Obviamente, las respuestas a nuestras necesidades no vienen como por arte de magia, sino que brotan de ese encuentro personal con el Resucitado, de la escucha de su Palabra y del esfuerzo de discernir como Iglesia lo que el Espíritu pide de nosotros. Una de los aspectos que manifiestan la identidad de Jesús y que muestran la riqueza del insondable misterio de Dios es la misericordia. El mensaje de la misericordia constituye el corazón del Evangelio, que ha sido revelado plenamente en Jesucristo, «rostro de la misericordia de Dios», y que la Iglesia debe seguir anunciando y testimoniando. El Señor dedicó todos sus días en esta tierra a mostrar el corazón misericordioso del Padre. «Los signos que realiza, sobre todo hacia los pecadores, hacia las personas pobres, excluidas, enfermas y sufrientes llevan consigo el distintivo de la misericordia. En Él todo habla de misericordia. Nada en Él es falto de compasión». Más aún, «lo que movía a Jesús en todas las circunstancias no era sino la misericordia, con la cual leía el corazón de los interlocutores y respondía a sus necesidades más reales» (Misericordiae Vultus, n. 8). Y esta es la clave para leer toda la vida y el ministerio de Jesús de Nazaret, el Buen Pastor: su relación cercana con las personas agobiadas y desvalidas, que lo seguían como ovejas sin pastor (cf. Mt 9,36); con los enfermos (cf. Mt 14,14); con las multitudes que acudían a escucharlo y a las que alimentaba (cf. Mt 15,32-38); con la viuda de Naím, terriblemente sola (cf. Lc 7,12-15); con el endemoniado de Gerasa, un hombre gravemente atormentado, encadenado y habitando entre sepulcros, al que el Señor devolvió su dignidad, hasta dejarlo «sentado, vestido y en su sano juicio» (cf. Mc 5,2-19), con Leví el recaudador de impuestos (cf. Mt 9,9), con Zaqueo, «jefe de los cobradores de impuestos y muy rico», pero que conservaba en su corazón la esperanza de ver a Jesús, y a quien el Señor sorprendió con su “simpatía previa”, hospedándose en su casa y haciendo surgir en él la alegría de la conversión (cf. Lc 19,1-10). En la Carta apostólica Misericordia et misera con la que clausuró el Jubileo de la misericordia, el Papa Francisco muestra cómo «todo se revela» y «todo se resuelve» en la misericordia, que se manifiesta de modo concreto en el encuentro con Jesucristo:

«Una mujer y Jesús se encuentran. Ella, adúltera y, según la Ley, juzgada merecedora de la lapidación; él, que con su predicación y el don total de sí mismo, que lo llevará hasta la cruz, ha devuelto la ley mosaica a su genuino propósito originario. En el centro no aparece la ley y la justicia legal, sino el amor de Dios que sabe leer el corazón de cada persona, para comprender su deseo más recóndito, y que debe tener el primado sobre todo. En este relato evangélico, sin embargo, no se encuentran el pecado y el juicio en abstracto, sino una pecadora y el Salvador. Jesús ha mirado a los ojos a aquella mujer y ha leído su corazón: allí ha reconocido su deseo de ser comprendida, perdonada y liberada.
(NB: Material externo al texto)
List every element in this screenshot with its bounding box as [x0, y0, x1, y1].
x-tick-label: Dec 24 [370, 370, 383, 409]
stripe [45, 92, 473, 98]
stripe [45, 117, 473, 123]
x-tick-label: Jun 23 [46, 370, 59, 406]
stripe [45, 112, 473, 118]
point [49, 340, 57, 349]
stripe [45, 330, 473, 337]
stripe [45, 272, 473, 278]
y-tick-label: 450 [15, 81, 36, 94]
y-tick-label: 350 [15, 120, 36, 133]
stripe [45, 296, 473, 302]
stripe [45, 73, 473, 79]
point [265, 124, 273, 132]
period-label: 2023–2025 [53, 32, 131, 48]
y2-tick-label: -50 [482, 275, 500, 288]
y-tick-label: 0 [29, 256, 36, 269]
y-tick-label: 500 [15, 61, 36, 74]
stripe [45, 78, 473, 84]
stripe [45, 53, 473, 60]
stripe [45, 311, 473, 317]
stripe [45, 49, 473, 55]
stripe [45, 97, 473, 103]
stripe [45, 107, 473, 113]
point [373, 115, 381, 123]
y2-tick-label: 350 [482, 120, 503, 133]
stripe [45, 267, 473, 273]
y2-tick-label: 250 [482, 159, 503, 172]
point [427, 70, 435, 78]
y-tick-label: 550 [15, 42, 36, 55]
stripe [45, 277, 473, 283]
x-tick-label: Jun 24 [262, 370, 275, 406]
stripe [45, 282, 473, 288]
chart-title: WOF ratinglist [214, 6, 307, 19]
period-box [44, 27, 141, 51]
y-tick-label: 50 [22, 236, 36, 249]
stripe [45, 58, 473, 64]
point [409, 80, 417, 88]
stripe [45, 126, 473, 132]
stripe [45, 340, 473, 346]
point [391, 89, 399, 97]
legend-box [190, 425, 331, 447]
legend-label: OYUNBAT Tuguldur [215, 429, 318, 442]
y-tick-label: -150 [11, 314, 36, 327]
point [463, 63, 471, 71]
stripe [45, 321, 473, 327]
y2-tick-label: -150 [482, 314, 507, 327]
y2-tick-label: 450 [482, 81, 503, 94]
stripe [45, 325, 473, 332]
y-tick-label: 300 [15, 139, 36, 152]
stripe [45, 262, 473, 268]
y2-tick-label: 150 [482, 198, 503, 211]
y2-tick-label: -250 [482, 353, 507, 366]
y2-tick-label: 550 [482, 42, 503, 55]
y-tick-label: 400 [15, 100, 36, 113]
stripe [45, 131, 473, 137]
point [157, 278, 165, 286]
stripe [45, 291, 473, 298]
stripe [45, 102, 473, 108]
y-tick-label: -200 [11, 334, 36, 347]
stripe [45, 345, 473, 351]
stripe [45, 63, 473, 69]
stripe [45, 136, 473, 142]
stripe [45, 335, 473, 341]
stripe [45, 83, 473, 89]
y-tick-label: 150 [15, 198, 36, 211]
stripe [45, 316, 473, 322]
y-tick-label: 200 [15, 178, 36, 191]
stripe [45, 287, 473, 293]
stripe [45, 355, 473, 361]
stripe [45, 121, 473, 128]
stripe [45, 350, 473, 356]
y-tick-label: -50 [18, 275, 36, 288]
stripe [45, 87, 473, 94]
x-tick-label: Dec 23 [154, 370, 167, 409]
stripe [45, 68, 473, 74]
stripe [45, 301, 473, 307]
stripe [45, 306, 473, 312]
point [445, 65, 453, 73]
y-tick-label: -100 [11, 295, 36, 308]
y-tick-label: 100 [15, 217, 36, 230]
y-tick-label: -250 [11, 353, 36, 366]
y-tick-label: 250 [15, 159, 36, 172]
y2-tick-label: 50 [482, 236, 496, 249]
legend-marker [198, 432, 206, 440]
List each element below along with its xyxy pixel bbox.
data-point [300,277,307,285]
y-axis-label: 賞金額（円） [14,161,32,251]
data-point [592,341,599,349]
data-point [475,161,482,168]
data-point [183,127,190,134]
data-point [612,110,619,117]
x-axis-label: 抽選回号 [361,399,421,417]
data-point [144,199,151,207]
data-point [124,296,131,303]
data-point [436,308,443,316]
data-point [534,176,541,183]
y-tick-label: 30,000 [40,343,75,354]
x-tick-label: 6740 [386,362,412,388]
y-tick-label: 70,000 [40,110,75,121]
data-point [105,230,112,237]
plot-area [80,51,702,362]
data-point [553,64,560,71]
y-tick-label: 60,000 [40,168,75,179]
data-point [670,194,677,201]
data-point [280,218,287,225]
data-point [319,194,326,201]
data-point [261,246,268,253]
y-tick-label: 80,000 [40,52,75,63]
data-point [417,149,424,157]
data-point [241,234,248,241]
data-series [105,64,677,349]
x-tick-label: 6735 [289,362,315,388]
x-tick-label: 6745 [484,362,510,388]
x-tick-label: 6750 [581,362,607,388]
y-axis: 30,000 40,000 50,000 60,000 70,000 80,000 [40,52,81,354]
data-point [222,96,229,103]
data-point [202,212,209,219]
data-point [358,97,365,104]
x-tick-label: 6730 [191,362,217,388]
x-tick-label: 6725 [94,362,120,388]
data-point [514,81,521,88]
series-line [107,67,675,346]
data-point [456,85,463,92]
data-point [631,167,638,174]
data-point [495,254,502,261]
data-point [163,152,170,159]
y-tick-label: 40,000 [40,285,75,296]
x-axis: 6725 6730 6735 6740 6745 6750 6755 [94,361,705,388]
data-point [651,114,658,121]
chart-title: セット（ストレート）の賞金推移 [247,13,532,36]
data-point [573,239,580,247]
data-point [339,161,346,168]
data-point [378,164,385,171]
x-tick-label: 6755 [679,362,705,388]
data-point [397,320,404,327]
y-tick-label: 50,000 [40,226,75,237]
La miseria del pecado ha sido revestida por la misericordia del amor» (MM, n. 1). Pero si la misericordia es la «dimensión fundamental de la misión de Jesús», por eso mismo debe ser la regla de vida de los discípulos y de toda la Iglesia (cf. MV, n. 20). Hoy más que nunca «la Iglesia tiene que ser el lugar de la misericordia gratuita, donde todo el mundo pueda sentirse acogido, amado, perdonado y alentado a vivir según la vida buena del Evangelio» (EG, n. 114). ¡Necesitamos volver a Jesús, rostro del «amor escandaloso» de Dios!